The trade unions sense that their moment has come. They are demanding a referendum on the austerity measures. Not even a minority of supporters of the Partido Popular that forms the government supports the cuts. So the likelihood is that the government would lose the referendum. After that would come massive demonstrations for new elections. The Left sense that they would win. They probably would.
Those who oppose the referendum say that it would change nothing. Economic policy is not made in Madrid but in Brussels and Frankfurt. If the socialists regained power, they would not extract any more concessions from the troika (EU, European Central Bank and the International Monetary Fund) than the present conservative government. So a referendum and an election would change nothing. In other words, democracy would not work. That said, a socialist government would levy much heavier taxes on the well off and business. The result of this would be a flight of capital and savings leaving Spain the poorer.
So what is the solution? Those in Catalunya are quite clear about this. They are the second richest region in Spain in per capita terms. They transfer more tax to Madrid than they receive in state investments. So if they kept all their own tax they would be better off. They have been hard hit by the austerity measures and have demanded, yes demanded, over 5 billion euros to keep themselves afloat.
Spain is divided into rich, poor and very poor regions. The north is rich, the south is poor and the west is even poorer. A transfer of resources from the north is needed to keep other regions viable. The present constitutional arrangement has only been in place since 1978. Hence there has not been enough time for the regions to gel together and conceive of themselves as one nation. The Catalans use their own language and require everyone from Madrid to speak it. The Basques also demand that their language be used. However whereas those who speak Castilian Spanish can acquire a rudimentary command of Catalan in six weeks, the gap between Basque and Castilian Spanish is as wide as the Atlantic Ocean. The present economic crisis has driven these two regions and Madrid farther apart.
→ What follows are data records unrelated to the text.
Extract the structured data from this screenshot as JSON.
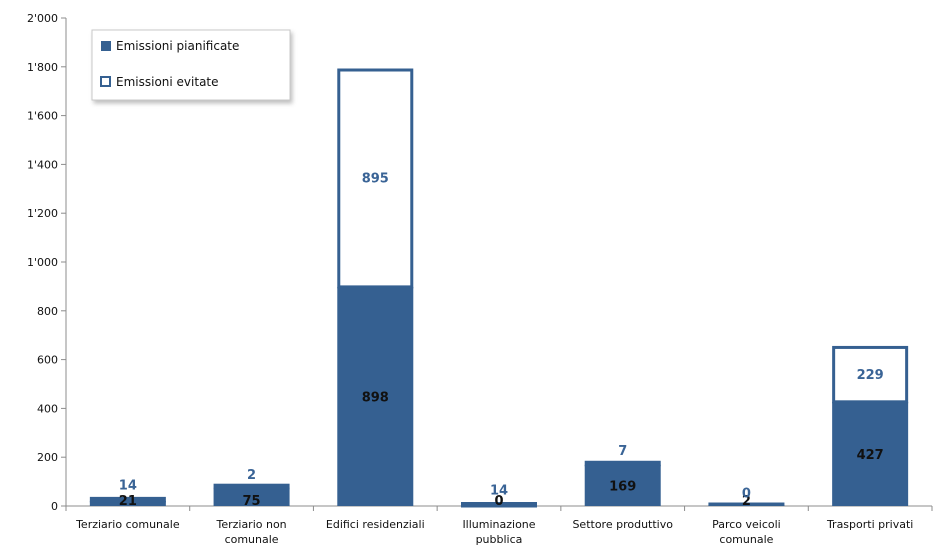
{
  "chart_data": {
    "type": "bar",
    "stacked": true,
    "categories": [
      [
        "Terziario comunale"
      ],
      [
        "Terziario non",
        "comunale"
      ],
      [
        "Edifici residenziali"
      ],
      [
        "Illuminazione",
        "pubblica"
      ],
      [
        "Settore produttivo"
      ],
      [
        "Parco veicoli",
        "comunale"
      ],
      [
        "Trasporti privati"
      ]
    ],
    "series": [
      {
        "name": "Emissioni pianificate",
        "values": [
          21,
          75,
          898,
          0,
          169,
          2,
          427
        ],
        "color": "#356091"
      },
      {
        "name": "Emissioni evitate",
        "values": [
          14,
          2,
          895,
          14,
          7,
          0,
          229
        ],
        "color": "#ffffff"
      }
    ],
    "ylim": [
      0,
      2000
    ],
    "yticks": [
      0,
      200,
      400,
      600,
      800,
      1000,
      1200,
      1400,
      1600,
      1800,
      2000
    ],
    "ytick_labels": [
      "0",
      "200",
      "400",
      "600",
      "800",
      "1'000",
      "1'200",
      "1'400",
      "1'600",
      "1'800",
      "2'000"
    ],
    "legend_position": "top-left",
    "grid": false,
    "title": "",
    "xlabel": "",
    "ylabel": ""
  }
}
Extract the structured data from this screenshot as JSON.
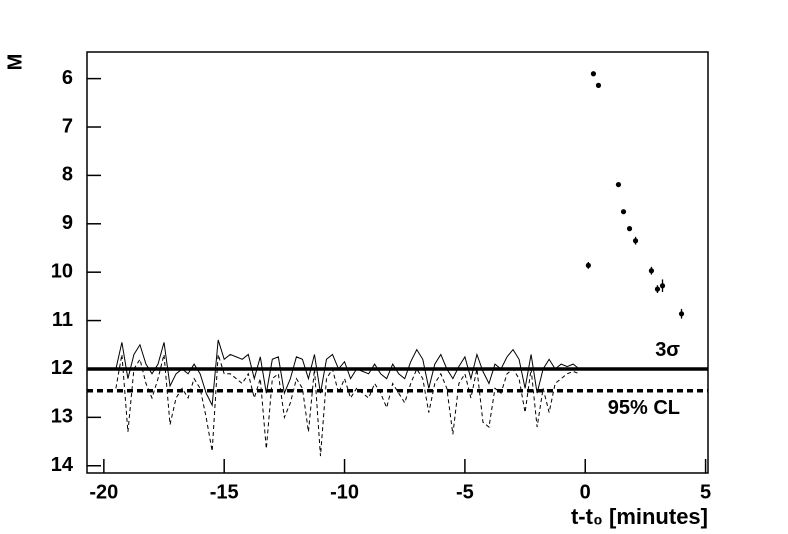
{
  "chart_data": {
    "type": "scatter",
    "ylabel": "M",
    "xlabel": "t-t₀ [minutes]",
    "xlim": [
      -20.7,
      5.1
    ],
    "ylim": [
      5.45,
      14.15
    ],
    "y_inverted": true,
    "xticks": [
      -20,
      -15,
      -10,
      -5,
      0,
      5
    ],
    "yticks": [
      6,
      7,
      8,
      9,
      10,
      11,
      12,
      13,
      14
    ],
    "series": [
      {
        "type": "errorbar",
        "color": "#000000",
        "x": [
          0.34,
          0.55,
          1.38,
          1.59,
          1.84,
          2.09,
          0.13,
          2.75,
          3.0,
          3.21,
          4.0
        ],
        "values": [
          5.9,
          6.14,
          8.19,
          8.75,
          9.1,
          9.35,
          9.86,
          9.97,
          10.35,
          10.28,
          10.86
        ],
        "errors": [
          0.02,
          0.02,
          0.03,
          0.04,
          0.05,
          0.08,
          0.07,
          0.08,
          0.08,
          0.13,
          0.1
        ]
      },
      {
        "type": "line",
        "color": "#000000",
        "dash": false,
        "x": [
          -19.5,
          -19.25,
          -19.0,
          -18.75,
          -18.5,
          -18.25,
          -18.0,
          -17.75,
          -17.5,
          -17.25,
          -17.0,
          -16.75,
          -16.5,
          -16.25,
          -16.0,
          -15.75,
          -15.5,
          -15.25,
          -15.0,
          -14.75,
          -14.5,
          -14.25,
          -14.0,
          -13.75,
          -13.5,
          -13.25,
          -13.0,
          -12.75,
          -12.5,
          -12.25,
          -12.0,
          -11.75,
          -11.5,
          -11.25,
          -11.0,
          -10.75,
          -10.5,
          -10.25,
          -10.0,
          -9.75,
          -9.5,
          -9.25,
          -9.0,
          -8.75,
          -8.5,
          -8.25,
          -8.0,
          -7.75,
          -7.5,
          -7.25,
          -7.0,
          -6.75,
          -6.5,
          -6.25,
          -6.0,
          -5.75,
          -5.5,
          -5.25,
          -5.0,
          -4.75,
          -4.5,
          -4.25,
          -4.0,
          -3.75,
          -3.5,
          -3.25,
          -3.0,
          -2.75,
          -2.5,
          -2.25,
          -2.0,
          -1.75,
          -1.5,
          -1.25,
          -1.0,
          -0.75,
          -0.5,
          -0.25
        ],
        "values": [
          12.0,
          11.45,
          12.2,
          11.7,
          11.5,
          11.9,
          12.1,
          11.9,
          11.45,
          12.35,
          12.1,
          12.0,
          12.1,
          11.9,
          12.1,
          12.5,
          12.75,
          11.4,
          11.8,
          11.7,
          11.75,
          11.8,
          11.7,
          12.2,
          11.75,
          12.5,
          11.8,
          11.75,
          12.5,
          12.2,
          11.75,
          11.8,
          12.2,
          11.7,
          12.5,
          11.8,
          11.7,
          12.0,
          11.85,
          12.2,
          12.0,
          12.05,
          12.1,
          11.9,
          12.1,
          12.2,
          11.9,
          12.1,
          12.2,
          11.85,
          11.6,
          11.8,
          12.4,
          11.9,
          11.7,
          12.0,
          12.2,
          11.95,
          11.75,
          12.2,
          11.7,
          12.05,
          12.3,
          11.9,
          12.0,
          11.75,
          11.6,
          11.8,
          12.4,
          11.7,
          12.5,
          12.0,
          11.8,
          12.0,
          11.9,
          11.95,
          11.9,
          12.0
        ]
      },
      {
        "type": "line",
        "color": "#000000",
        "dash": true,
        "x": [
          -19.5,
          -19.25,
          -19.0,
          -18.75,
          -18.5,
          -18.25,
          -18.0,
          -17.75,
          -17.5,
          -17.25,
          -17.0,
          -16.75,
          -16.5,
          -16.25,
          -16.0,
          -15.75,
          -15.5,
          -15.25,
          -15.0,
          -14.75,
          -14.5,
          -14.25,
          -14.0,
          -13.75,
          -13.5,
          -13.25,
          -13.0,
          -12.75,
          -12.5,
          -12.25,
          -12.0,
          -11.75,
          -11.5,
          -11.25,
          -11.0,
          -10.75,
          -10.5,
          -10.25,
          -10.0,
          -9.75,
          -9.5,
          -9.25,
          -9.0,
          -8.75,
          -8.5,
          -8.25,
          -8.0,
          -7.75,
          -7.5,
          -7.25,
          -7.0,
          -6.75,
          -6.5,
          -6.25,
          -6.0,
          -5.75,
          -5.5,
          -5.25,
          -5.0,
          -4.75,
          -4.5,
          -4.25,
          -4.0,
          -3.75,
          -3.5,
          -3.25,
          -3.0,
          -2.75,
          -2.5,
          -2.25,
          -2.0,
          -1.75,
          -1.5,
          -1.25,
          -1.0,
          -0.75,
          -0.5,
          -0.25
        ],
        "values": [
          12.4,
          11.7,
          13.3,
          12.0,
          11.8,
          12.3,
          12.6,
          12.2,
          11.7,
          13.15,
          12.6,
          12.4,
          12.6,
          12.2,
          12.4,
          13.0,
          13.7,
          11.7,
          12.1,
          12.1,
          12.2,
          12.3,
          12.1,
          12.6,
          12.2,
          13.65,
          12.2,
          12.1,
          13.0,
          12.7,
          12.2,
          12.4,
          13.3,
          12.0,
          13.8,
          12.2,
          12.0,
          12.5,
          12.2,
          12.6,
          12.4,
          12.5,
          12.6,
          12.3,
          12.5,
          12.8,
          12.3,
          12.5,
          12.7,
          12.3,
          12.0,
          12.2,
          12.9,
          12.3,
          12.1,
          12.4,
          13.35,
          12.3,
          12.1,
          12.6,
          12.0,
          13.1,
          13.2,
          12.4,
          12.5,
          12.1,
          12.0,
          12.2,
          12.9,
          12.0,
          13.2,
          12.4,
          12.9,
          12.3,
          12.2,
          12.1,
          12.05,
          12.1
        ]
      }
    ],
    "reference_lines": [
      {
        "value": 12.0,
        "label": "3σ",
        "dash": false
      },
      {
        "value": 12.45,
        "label": "95% CL",
        "dash": true
      }
    ]
  }
}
No one in Catalunya or elsewhere in Spain has proposed the obvious solution to the mess that the country is in. Exit the euro and reintroduce the peseta. This would permit a massive devaluation and set Spain on the road to recovery. There is an obsession in Spain that in order to be part of Europe they have to be in the European Union and the euro. This is due to the fact that the country was marginalised by Europe until Generalissimo Franco died in 1976. This has left deep scars. Madrid does not want to be cast aside again. In order to be accepted as good Europeans they have to support every initiative emanating from Brussels. Not even the present conservative government will put Spanish interests first.
Spain is bankrupt. The conditions being imposed by Brussels and Berlin are driving down living standards. Unemployment among young people is about 25 per cent. The ambitious are leaving for Germany and elsewhere. How much more pain can Spain take before the people say enough is enough? Spain has a long tradition of anarchy. How long will it take for it to reassert itself? If changing the government does not change policy, why have a government?
The future of Spain is in the balance. It may split up or collapse economically. Both options don’t really look good.